O papel da alimentação no tratamento e na prevenção de doenças começou a ter respaldo científico muito recentemente. Em 2002, o governo dos Estados Unidos divulgou os resultados de um estudo que comparou pacientes com pré-diabetes que seguiram dieta e faziam atividade física com aqueles que só fizeram o tratamento medicamentoso. Quem cuidou do cardápio se saiu melhor. Outra pesquisa, publicada em The Lancet, há dois anos, foi além. Mostrou que 86% dos pacientes que tinham diabetes e seguiram uma dieta radical tiveram remissão da doença. Ou seja, todos os sinais do problema desapareceram e os ex-diabéticos já não precisariam mais tomar remédios. Há estudos, embora ainda iniciais, que apontam para o sucesso da alimentação adequada na lida contra males autoimunes, como a artrite reumatoide ou a síndrome do intestino irritável. A teoria por trás é que a flora intestinal impacta diretamente o bem-estar do organismo. Um adequado balanço da comunidade de bactérias do aparelho digestivo tende a aliviar os sintomas inflamatórios tão frequentes nas doenças autoimunes.

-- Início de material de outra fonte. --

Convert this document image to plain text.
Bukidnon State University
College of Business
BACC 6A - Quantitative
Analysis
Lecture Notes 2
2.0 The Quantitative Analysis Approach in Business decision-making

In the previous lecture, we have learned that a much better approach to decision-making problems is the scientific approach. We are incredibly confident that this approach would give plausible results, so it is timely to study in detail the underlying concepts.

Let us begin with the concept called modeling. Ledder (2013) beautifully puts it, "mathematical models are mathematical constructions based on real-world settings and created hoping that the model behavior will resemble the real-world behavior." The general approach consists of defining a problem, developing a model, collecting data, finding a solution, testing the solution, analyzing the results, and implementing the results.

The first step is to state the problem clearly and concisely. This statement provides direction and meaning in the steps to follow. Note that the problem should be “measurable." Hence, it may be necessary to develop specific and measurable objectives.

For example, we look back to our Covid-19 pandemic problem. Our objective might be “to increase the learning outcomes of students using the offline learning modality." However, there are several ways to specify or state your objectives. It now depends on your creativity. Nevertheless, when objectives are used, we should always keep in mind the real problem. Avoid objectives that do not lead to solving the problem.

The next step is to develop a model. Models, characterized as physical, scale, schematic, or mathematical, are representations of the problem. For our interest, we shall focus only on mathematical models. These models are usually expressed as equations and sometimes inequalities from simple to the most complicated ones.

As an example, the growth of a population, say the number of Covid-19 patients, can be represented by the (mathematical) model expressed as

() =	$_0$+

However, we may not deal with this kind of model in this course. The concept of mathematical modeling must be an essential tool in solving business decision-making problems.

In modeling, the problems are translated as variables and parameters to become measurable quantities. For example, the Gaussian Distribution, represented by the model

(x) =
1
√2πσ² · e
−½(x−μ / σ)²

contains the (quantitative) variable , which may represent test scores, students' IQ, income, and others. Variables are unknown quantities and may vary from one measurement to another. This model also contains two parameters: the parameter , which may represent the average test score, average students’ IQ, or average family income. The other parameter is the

Os alimentos não são, pura e simplesmente, remédios, porque pesquisá-los foi sempre um enorme desafio, somente agora parcialmente superado. O impacto que um alimento tem sobre o organismo não é tão simples de entender quanto o de um medicamento. “Há diversas variáveis que desempenham um papel determinante na saúde, como genética, exercício, stress. As decisões sobre comida se misturam a todas elas, amplificando algumas e contrabalançando outras, e todas trabalham em conjunto para determinar o bem-estar geral”, diz Oz. Não existiriam, portanto, os chamados superalimentos. Eles são uma ficção. O suco verde já cumpriu esse papel, depois vieram a cúrcuma e o óleo de coco. Agora é a vez do aipo, que já foi apontado como aliado do emagrecimento, rico em vitaminas, com ação antioxidante. Não fazem mal, mas não representam o cobiçado santo graal. “As pessoas buscam um alimento que cura, que é o melhor. Isso não existe”, diz o nutrólogo Eduardo Rauen.
A boa alimentação deve ser celebrada, as recentes descobertas são um notável impulso, novos avanços virão — mas dificilmente terão a decisiva influência, a título de comparação, da penicilina, o primeiro antibiótico de amplo espectro, descoberto por Alexander Fleming na década de 20 do século passado. Um exemplo do que não deve ser feito, na excessiva valorização dos alimentos, é o que ocorreu com Steve Jobs (1955-2011), o gênio criativo da Apple. Em 2003, ele foi diagnosticado com câncer de pâncreas. Adiou sucessivamente as terapias recomendadas, com quimioterápicos, para tratá-lo à base de suco de frutas, ervas e acupuntura. Não deu certo, numa comprovação da eficácia apenas secundária dos alimentos. É bom conhecê-los, é bom saber o que comprovadamente faz bem, mas a comida adequada será sempre complementar a outros cuidados da medicina.